Does he have a hitherto unseen PhD in nuclear physics or something which proves that all these nations are taking terrible risks and wasting vast amounts of money going down the nuclear path?
Or a tougher question – has he got evidence that renewables are going so well in Australia that we are all paying so little for our electricity by world standards that nothing needs to change.
The answer of course to all these questions is: total bollocks on every score.
Much has been written and said about the PM’s performance and his electoral chances.
My view is that Bowen alone is potentially his one-man political wrecking ball, whose smug righteousness about the energy path we are on is a world away from the realities facing families and businesses.
Bowen’s policy position is so bad that he alone can make this a one-term government.
It is worth contrasting Federal Labor’s juvenile and dated antinuclear stance with the commendable open-mindedness and thoughtfulness shown by both ideological arms of the South Australian ALP on this question.
In Jay Weatherill we had a Left Faction Premier who had the sense to realise nuclear waste storage could provide an economically and globally beneficial opportunity for SA.
We could make heaps of money housing the world’s waste in a geographically and politically stable location.
It produced an impressive body of work led by former SA Governor Rear Admiral Kevin Scarce which also invited discussion around the correlated possibility of nuclear energy production.
In the end Weatherill was forced to scuttle the project purely because the Liberals withdrew bipartisan support.
We now have a Right Faction Premier in Peter Malinauskas who is not so much open-minded as enthusiastic about nuclear with just one reservation, its cost.
I suspect that the Premier is deliberately labouring his cost fears to give Albo some much-needed political cover on the question.
Given our advanced work as a state thinking about the issue, and the SA public’s higher level of acceptance for the use of nuclear, it is no exaggeration to say the Federal Government is inflicting economic damage on our state through its illogical obstinance.
We are staring at a potential new car industry for South Australia, yet Federal Labor is too stuck on its ways to see it.
They are embarrassing themselves and they are damaging our state.
There was a bit of talk here recently for one very obvious reason about whether we should introduce drug testing for politicians.
My instinctive reaction was to regard this as gimmicky nonsense and find something more sensible to talk about.
Hearing Chris Bowen talk at the COP this week I’m not so sure.
Bowen actually said the government’s approach to climate change “makes economic sense at every level from the household budget to the nation’s economy”.
He must be on something to make such a claim.
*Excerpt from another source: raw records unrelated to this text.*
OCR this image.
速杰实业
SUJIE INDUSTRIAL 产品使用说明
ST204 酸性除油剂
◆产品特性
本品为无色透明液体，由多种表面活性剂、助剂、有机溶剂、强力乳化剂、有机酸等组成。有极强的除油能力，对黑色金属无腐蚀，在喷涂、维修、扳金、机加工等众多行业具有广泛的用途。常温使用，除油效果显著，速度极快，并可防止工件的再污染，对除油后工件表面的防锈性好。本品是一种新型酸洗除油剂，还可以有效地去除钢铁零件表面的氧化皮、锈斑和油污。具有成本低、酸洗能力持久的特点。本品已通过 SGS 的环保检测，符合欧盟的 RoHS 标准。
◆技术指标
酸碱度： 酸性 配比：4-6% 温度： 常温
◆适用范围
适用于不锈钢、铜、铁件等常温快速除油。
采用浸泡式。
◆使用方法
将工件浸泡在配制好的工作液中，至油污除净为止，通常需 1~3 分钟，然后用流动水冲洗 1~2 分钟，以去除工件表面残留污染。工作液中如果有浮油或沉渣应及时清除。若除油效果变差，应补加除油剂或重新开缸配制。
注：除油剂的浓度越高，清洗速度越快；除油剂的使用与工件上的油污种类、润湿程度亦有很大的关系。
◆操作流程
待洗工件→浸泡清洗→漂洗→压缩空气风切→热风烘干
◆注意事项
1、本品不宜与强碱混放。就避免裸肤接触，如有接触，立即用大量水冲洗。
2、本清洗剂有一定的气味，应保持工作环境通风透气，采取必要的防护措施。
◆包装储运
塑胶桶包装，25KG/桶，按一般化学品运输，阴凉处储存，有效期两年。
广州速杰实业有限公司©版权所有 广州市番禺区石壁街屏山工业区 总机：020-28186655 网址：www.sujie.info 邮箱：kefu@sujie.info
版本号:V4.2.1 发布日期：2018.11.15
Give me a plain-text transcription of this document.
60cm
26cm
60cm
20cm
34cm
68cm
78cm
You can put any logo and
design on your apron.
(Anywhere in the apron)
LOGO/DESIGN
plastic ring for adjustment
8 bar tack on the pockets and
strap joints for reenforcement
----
Either that or he has never paid a power bill in his life, and has certainly not seen one over the past two years, when we were all conned into thinking they’d be $275 cheaper.
You could only defend the status quo on energy in Australia if you are completely inured to cost of living concerns.
The biggest joke is that even with the renewables push, subsided to a degree that vastly dwarfs any public cost of nuclear, we still generate one-third of our power through coal anyway.